Agreed; you can reject exponential decay a priori: a code base has some minimal set of functionality that it specifies and there is some minimal set of lines required to provide that functionality. If you believe this, then the "decay" curves, must illustrate an asymptote. The asymptote only gets reduced by breaking backwards compatibility. Such an action would include projects like Angular that go ahead and throw away a ton of core functionality in moving from 1.x to 2.x.

The decay isn't actually decay at all, but represents the complement of lines that define peripheral functionality. Lines defining peripheral functionality typically require modification (refactoring) as additional functionality is added.
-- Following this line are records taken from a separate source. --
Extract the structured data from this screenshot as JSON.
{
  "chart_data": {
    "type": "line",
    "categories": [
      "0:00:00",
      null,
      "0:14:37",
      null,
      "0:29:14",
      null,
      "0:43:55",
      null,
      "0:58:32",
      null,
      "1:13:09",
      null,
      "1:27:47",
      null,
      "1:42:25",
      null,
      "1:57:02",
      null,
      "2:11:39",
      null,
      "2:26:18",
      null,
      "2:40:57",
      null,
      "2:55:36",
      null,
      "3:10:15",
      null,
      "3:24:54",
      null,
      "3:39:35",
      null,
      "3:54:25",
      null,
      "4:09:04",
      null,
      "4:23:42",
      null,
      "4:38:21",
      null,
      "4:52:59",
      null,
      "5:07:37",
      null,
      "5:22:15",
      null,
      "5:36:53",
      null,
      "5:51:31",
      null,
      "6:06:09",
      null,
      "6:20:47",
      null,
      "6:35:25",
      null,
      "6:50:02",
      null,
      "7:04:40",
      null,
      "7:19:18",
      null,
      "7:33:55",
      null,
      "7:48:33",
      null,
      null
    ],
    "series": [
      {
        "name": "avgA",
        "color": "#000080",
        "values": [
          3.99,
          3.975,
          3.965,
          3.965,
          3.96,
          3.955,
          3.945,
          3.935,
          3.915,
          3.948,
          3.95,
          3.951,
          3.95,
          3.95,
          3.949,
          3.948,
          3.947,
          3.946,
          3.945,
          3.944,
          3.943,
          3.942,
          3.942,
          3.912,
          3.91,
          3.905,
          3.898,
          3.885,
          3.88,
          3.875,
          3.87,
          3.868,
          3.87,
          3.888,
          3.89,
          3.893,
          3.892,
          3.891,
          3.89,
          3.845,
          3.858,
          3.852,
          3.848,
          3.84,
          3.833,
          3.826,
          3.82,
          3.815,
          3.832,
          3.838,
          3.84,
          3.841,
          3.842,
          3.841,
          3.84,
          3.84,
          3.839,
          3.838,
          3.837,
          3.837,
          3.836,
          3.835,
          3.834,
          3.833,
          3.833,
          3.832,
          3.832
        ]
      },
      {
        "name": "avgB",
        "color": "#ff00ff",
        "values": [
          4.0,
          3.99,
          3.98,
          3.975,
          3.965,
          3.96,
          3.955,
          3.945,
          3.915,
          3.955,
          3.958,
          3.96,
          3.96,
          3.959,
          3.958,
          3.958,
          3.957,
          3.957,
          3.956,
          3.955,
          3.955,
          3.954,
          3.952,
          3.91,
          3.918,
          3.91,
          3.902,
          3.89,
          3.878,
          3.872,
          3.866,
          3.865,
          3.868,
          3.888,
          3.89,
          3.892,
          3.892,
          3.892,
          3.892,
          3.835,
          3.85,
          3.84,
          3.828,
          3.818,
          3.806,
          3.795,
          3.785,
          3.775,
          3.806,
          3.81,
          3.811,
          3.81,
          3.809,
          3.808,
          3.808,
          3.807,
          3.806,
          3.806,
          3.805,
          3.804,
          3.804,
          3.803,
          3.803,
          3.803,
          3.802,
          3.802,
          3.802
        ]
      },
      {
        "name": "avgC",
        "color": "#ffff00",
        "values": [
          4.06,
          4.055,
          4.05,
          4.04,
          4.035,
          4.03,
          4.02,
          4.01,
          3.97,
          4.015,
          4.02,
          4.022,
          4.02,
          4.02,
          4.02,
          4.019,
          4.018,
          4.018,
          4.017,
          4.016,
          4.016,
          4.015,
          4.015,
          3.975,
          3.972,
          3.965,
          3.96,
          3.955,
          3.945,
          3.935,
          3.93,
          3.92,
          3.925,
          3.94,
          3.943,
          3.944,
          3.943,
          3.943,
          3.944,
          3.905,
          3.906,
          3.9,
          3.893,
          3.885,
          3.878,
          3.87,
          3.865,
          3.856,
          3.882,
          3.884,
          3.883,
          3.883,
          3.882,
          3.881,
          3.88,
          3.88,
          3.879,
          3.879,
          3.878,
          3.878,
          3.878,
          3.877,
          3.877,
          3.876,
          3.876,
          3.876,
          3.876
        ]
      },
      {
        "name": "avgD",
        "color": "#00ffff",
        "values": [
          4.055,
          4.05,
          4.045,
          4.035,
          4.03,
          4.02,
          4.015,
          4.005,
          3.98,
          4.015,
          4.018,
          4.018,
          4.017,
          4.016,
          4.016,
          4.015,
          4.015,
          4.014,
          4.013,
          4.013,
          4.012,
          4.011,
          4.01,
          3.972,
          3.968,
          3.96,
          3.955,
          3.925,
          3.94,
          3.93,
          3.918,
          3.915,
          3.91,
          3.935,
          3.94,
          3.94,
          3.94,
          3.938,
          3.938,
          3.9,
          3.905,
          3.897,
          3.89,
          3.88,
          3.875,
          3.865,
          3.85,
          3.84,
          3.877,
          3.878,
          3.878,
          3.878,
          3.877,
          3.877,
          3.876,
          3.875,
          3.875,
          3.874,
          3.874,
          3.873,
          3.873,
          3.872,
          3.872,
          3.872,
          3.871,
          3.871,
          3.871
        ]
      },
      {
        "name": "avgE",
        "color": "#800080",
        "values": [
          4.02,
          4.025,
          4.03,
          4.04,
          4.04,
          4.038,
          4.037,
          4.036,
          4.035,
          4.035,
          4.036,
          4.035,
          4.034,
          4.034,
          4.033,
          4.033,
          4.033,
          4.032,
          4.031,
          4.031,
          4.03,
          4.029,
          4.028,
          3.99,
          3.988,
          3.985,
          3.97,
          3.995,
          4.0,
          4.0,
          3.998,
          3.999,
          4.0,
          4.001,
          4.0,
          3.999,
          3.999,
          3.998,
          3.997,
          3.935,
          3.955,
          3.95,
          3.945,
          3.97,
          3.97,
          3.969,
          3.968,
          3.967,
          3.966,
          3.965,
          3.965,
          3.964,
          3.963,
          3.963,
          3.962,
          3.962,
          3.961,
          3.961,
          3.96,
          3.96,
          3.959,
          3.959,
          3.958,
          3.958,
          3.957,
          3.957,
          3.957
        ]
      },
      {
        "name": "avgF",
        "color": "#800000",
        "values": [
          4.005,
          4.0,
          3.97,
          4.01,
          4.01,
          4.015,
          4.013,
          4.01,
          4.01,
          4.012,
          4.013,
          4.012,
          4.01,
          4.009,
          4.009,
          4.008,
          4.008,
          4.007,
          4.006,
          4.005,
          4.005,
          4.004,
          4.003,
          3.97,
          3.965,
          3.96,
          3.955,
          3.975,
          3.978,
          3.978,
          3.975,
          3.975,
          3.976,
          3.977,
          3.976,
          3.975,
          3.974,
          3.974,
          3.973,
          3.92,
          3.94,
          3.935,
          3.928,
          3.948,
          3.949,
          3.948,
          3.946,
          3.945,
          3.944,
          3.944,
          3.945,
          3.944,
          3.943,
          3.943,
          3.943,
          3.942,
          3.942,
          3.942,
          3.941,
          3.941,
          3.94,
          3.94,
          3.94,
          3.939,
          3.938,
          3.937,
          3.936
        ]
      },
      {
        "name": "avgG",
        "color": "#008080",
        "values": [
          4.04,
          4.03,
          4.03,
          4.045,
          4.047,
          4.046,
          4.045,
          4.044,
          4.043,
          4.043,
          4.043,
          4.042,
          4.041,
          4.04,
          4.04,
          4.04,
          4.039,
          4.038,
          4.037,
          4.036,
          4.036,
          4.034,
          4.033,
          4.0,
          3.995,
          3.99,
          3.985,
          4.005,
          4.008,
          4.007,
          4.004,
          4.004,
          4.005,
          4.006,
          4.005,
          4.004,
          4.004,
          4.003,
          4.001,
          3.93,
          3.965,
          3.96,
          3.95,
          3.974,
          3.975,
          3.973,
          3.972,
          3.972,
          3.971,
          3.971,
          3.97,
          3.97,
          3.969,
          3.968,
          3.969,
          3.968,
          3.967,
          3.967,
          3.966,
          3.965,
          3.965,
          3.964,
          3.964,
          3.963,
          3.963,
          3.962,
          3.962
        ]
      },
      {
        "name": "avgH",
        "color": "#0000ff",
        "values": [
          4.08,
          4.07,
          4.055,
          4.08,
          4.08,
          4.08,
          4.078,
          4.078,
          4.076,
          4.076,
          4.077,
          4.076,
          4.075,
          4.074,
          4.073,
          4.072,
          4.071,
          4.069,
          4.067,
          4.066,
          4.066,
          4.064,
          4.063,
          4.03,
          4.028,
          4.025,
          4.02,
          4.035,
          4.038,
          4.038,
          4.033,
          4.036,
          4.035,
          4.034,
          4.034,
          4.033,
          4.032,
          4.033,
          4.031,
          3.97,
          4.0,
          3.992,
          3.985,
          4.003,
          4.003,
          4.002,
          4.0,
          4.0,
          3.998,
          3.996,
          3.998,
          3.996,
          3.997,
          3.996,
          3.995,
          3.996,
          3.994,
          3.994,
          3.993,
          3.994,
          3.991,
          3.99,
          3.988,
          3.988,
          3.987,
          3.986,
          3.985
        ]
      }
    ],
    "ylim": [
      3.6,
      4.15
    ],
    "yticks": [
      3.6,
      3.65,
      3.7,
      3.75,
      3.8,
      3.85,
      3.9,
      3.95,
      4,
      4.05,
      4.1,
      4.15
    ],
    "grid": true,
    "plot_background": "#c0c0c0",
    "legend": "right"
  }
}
The asymptote which all the curves illustrate but the fit cannot capture represents the proportion of irreducible core functionality.

Simply adding a constant to the fit might fix all the problems.

This is a close fit to Fechner's Law (not Weber's) relating perceived intensity to stimulus in animal vision. Also, thanks so much, author.
It might be useful to fit an exponential for each years code. The oldest code seems to decay to some constant and then linger forever at some LOC - it does not decay to zero LOC. It may be that new code is inherently inefficient and over time is gets cleaned up. Also some functionality may be abstracted and built into new code and removed from the old. Over time you end up with a chunk of code doing its one thing and doing it well. This is all speculation of course. I hope this gets looked at a lot more.
Agreed... looking at the graphs, the fit screams "non-exponential" to me.